Handling Categorical Variables in Regression Models


#1

How to handle categorical variables in the below two scenarios with respect to Multi Linear Regression Models.

  1. If we have a categorical variable (X1) which consists of 100 factor levels (e.g. Name of Cities in Country), How will we convert them into dummy variables. I understand that we should not create 100 dummy variables (DX1, DX2, …, DX99) to represent these categorical values. How will we handle this situation?

  2. Let’s consider a scenario where we have a categorical variable (X1) which consists of 4 factor levels, what would be the code in R to create the dummy variables for this categorical variable?


#2

Hi Marin,

Below are the given suggestion for your problems

  1. If we have so many categories like just you mention ac Cities. We should club these variables into smaller number of groups like Regions,Zones etc and then we can create dummy variables and include in the models.

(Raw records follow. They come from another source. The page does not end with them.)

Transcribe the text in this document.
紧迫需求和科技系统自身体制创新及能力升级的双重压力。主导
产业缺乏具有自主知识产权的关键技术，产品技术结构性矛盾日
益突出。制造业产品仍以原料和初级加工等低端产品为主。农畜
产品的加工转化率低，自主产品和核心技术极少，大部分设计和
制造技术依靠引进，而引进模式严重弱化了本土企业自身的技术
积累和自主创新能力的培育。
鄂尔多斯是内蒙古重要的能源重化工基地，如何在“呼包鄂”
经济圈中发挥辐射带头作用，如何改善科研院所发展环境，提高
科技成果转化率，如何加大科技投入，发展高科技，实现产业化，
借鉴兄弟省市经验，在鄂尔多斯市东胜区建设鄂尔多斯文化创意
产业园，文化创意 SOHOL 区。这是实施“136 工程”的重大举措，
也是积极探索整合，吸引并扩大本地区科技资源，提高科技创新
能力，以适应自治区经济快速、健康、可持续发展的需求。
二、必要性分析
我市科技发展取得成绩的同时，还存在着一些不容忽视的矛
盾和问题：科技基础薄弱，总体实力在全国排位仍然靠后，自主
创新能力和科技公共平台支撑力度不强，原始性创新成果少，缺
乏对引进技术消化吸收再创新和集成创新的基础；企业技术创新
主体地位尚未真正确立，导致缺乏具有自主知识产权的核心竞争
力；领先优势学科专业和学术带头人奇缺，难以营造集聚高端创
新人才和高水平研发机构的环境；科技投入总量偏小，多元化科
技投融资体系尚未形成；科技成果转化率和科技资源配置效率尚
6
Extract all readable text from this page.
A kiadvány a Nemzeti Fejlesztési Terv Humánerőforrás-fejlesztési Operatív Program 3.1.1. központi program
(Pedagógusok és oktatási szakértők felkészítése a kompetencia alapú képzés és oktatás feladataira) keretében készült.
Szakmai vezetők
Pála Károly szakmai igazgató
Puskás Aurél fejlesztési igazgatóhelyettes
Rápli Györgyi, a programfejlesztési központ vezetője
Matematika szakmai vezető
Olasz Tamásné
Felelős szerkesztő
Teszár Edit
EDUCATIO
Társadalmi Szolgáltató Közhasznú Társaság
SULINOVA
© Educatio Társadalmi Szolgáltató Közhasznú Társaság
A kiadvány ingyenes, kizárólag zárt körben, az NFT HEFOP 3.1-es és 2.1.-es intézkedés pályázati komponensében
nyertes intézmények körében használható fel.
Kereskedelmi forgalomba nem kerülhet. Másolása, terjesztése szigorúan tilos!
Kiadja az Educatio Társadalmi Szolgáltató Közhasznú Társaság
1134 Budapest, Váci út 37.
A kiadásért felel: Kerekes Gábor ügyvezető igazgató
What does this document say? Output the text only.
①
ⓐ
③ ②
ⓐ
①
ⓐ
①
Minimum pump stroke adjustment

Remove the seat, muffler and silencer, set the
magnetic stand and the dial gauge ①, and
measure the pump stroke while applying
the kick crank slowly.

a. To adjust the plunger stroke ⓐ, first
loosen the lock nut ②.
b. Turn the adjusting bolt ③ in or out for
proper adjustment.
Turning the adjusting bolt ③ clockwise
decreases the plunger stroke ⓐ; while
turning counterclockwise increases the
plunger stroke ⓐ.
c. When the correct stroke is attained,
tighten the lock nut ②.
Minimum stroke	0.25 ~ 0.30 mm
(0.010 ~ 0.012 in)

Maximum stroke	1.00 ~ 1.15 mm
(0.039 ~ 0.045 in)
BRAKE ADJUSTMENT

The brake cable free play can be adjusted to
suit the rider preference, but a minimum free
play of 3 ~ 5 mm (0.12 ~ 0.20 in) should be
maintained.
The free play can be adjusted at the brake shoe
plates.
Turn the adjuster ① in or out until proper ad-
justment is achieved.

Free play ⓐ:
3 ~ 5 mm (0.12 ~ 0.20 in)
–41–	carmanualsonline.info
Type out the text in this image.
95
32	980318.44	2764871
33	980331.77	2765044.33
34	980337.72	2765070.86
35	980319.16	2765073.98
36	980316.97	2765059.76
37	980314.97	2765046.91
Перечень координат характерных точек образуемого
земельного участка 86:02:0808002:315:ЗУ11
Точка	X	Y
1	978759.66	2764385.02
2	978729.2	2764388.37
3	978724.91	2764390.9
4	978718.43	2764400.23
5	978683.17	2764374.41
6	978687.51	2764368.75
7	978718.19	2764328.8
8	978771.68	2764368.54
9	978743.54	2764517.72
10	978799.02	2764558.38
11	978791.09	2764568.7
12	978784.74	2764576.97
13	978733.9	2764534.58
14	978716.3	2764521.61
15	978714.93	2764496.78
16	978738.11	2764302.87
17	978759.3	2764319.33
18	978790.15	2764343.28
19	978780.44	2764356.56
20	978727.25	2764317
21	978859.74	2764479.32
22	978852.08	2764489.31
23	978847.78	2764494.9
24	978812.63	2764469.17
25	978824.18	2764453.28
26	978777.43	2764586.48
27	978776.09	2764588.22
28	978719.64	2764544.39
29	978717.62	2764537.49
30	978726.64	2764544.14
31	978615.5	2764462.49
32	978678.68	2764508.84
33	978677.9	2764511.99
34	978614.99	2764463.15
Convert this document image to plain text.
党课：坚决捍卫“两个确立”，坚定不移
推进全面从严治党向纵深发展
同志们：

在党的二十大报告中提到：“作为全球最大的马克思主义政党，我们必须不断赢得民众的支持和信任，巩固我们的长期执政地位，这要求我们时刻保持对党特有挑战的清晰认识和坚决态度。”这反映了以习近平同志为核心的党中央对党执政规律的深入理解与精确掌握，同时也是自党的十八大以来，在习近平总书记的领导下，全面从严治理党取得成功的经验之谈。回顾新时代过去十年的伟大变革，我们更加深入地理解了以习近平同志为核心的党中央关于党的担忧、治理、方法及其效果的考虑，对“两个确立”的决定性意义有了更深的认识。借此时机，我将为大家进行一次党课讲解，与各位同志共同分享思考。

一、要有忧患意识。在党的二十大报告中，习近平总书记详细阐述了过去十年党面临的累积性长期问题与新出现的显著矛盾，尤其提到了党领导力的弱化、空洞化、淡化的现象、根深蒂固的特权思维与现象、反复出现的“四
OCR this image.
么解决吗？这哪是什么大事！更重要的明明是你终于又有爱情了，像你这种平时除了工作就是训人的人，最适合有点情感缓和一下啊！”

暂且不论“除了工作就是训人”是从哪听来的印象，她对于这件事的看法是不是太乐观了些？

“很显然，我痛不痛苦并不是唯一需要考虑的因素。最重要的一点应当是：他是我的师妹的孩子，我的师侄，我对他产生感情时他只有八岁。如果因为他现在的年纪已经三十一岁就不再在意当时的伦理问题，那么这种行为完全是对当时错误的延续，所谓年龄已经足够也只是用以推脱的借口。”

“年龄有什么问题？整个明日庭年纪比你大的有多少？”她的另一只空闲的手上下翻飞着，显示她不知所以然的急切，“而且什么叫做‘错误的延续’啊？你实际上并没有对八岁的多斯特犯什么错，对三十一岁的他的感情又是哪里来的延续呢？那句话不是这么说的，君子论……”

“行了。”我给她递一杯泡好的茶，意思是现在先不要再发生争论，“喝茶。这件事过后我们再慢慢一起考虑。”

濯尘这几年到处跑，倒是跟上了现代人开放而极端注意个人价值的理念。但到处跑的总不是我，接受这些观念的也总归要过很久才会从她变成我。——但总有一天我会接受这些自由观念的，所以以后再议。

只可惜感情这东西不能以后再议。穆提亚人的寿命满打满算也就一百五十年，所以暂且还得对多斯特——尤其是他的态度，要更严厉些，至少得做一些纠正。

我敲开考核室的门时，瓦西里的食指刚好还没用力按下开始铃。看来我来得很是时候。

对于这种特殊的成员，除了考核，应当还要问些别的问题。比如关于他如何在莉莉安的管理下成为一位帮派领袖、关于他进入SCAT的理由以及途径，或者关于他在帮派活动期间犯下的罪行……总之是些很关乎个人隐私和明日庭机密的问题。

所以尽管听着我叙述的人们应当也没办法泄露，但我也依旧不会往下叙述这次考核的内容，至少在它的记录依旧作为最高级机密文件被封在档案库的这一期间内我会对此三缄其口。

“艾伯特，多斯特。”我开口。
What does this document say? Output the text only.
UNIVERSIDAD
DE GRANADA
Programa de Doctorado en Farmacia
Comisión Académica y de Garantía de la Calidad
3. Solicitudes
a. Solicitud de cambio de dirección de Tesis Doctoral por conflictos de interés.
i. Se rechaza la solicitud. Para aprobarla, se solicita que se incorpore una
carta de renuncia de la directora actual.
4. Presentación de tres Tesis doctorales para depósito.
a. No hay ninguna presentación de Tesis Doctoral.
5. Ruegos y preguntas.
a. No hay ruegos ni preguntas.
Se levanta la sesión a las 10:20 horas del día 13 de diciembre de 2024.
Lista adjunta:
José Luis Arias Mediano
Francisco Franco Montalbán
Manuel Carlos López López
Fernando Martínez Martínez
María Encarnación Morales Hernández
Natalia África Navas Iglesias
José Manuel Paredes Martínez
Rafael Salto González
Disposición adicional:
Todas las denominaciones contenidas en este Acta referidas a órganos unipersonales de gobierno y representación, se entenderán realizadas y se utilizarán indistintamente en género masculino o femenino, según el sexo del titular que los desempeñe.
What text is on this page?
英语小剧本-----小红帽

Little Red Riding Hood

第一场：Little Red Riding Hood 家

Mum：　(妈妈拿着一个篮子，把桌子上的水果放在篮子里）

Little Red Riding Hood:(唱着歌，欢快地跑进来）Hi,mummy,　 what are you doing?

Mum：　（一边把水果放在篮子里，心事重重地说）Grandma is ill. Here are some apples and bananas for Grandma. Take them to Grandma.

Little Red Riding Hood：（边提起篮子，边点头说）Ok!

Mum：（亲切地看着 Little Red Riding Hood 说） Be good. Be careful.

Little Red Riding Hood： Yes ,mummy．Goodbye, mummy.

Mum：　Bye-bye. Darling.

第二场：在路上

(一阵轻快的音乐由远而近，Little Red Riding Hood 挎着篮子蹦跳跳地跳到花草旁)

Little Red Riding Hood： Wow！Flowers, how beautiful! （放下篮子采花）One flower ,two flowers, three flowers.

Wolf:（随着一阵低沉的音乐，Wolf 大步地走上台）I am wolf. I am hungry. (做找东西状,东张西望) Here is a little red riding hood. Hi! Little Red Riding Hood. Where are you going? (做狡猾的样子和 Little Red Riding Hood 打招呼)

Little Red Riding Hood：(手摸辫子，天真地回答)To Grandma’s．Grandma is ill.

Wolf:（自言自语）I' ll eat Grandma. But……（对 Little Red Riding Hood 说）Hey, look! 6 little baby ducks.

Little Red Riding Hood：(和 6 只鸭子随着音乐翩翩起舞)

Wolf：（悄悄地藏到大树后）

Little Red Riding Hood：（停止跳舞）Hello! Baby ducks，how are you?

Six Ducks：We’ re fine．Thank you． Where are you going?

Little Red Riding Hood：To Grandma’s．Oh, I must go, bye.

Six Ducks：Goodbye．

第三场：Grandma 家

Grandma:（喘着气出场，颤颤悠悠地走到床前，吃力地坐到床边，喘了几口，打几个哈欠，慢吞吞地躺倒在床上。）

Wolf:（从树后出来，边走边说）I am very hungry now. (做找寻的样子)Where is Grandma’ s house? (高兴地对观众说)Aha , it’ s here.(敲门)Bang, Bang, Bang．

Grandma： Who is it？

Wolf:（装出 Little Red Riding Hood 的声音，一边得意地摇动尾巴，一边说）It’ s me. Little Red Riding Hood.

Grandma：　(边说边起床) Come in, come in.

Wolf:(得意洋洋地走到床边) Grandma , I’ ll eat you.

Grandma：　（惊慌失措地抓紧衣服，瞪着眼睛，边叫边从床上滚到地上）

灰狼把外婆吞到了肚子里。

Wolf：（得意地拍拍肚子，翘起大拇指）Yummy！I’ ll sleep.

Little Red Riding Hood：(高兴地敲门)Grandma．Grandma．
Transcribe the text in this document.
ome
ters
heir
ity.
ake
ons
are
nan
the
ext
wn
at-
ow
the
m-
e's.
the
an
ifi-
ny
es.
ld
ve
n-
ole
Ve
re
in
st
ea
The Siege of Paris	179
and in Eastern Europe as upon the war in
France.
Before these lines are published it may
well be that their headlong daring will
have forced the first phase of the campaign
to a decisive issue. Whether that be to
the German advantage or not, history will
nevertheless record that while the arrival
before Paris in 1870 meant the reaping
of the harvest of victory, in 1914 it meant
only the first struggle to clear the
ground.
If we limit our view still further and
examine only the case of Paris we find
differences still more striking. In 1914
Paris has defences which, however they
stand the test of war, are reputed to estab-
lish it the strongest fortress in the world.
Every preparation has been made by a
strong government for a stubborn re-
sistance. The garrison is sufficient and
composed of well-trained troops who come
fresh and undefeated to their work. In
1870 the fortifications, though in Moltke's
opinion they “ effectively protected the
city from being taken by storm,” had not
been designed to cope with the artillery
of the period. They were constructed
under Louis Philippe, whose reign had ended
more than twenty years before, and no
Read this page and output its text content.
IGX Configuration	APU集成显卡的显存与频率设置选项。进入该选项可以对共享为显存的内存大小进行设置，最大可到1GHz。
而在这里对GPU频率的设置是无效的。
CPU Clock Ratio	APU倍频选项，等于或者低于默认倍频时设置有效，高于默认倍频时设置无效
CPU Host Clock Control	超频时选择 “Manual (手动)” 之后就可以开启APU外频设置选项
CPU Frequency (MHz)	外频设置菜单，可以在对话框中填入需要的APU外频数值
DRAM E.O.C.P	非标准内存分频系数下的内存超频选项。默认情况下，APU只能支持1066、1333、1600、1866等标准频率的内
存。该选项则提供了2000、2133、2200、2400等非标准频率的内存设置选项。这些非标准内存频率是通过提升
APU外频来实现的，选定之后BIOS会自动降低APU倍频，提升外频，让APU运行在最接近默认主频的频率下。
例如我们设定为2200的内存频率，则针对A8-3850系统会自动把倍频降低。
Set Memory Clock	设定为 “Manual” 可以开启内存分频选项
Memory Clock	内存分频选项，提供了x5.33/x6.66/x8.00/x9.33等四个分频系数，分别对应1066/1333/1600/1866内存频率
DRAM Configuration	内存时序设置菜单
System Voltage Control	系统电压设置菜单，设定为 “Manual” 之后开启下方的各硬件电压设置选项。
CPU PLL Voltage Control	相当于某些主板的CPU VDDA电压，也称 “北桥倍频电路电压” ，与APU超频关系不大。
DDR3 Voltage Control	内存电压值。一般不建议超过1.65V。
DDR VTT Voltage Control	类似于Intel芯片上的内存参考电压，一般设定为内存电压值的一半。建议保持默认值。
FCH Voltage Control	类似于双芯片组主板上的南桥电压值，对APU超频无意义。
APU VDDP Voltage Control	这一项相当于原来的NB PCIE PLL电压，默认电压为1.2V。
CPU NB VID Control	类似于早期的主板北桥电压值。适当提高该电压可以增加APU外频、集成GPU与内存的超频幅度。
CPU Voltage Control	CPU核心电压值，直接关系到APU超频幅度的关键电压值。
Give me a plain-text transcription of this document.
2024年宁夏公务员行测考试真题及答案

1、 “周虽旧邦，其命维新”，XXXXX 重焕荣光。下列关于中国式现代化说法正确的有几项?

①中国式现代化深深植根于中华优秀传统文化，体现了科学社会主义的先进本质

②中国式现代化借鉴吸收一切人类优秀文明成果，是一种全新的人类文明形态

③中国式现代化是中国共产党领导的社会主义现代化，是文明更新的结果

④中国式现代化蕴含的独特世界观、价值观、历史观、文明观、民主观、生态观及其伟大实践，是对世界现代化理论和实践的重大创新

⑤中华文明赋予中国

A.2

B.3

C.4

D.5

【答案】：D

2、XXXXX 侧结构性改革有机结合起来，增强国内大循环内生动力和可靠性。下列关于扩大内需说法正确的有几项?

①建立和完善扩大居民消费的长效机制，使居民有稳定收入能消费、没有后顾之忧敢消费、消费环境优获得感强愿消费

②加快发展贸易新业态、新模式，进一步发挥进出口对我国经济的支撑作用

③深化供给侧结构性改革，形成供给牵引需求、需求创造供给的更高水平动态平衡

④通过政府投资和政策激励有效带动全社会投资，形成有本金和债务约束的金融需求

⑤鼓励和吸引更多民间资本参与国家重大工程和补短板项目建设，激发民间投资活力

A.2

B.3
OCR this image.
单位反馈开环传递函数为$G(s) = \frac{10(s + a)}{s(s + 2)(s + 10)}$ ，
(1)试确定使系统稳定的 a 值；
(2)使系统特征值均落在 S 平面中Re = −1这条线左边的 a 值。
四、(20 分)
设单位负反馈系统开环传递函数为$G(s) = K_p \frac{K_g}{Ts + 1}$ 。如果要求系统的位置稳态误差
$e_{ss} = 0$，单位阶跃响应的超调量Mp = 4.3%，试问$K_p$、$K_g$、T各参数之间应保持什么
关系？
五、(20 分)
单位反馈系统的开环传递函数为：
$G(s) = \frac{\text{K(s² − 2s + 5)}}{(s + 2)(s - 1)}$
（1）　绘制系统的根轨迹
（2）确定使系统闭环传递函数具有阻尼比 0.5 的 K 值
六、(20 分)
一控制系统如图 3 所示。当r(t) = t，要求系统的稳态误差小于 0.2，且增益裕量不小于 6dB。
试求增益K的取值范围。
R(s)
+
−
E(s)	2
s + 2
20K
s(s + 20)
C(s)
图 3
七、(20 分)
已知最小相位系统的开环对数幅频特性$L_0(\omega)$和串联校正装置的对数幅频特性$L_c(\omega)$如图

  2. You can use if else logic to create dummy variables in R or there are many other way as well to create dummy variables in R.

Thanks
Bimlesh Singh


#3

Hi Marin,

as you are working in R, you should remember the algorithm you will use, if for example you use GLM as you mentioned linear regression is you defined you variable as factor GLM will encode and in this case 99 variables for (1. For (2 this will be the same but with 3 variables, which you will notice if you do summary of your model. (lm will do the same). If you do not use GLM, lm or caret then it will be different as you should use one shot encoding for example with xgboost (not using caret) my advise use caret … you do not have all the tuning of direct usage but to do many model it is enough.
Best regards
Alain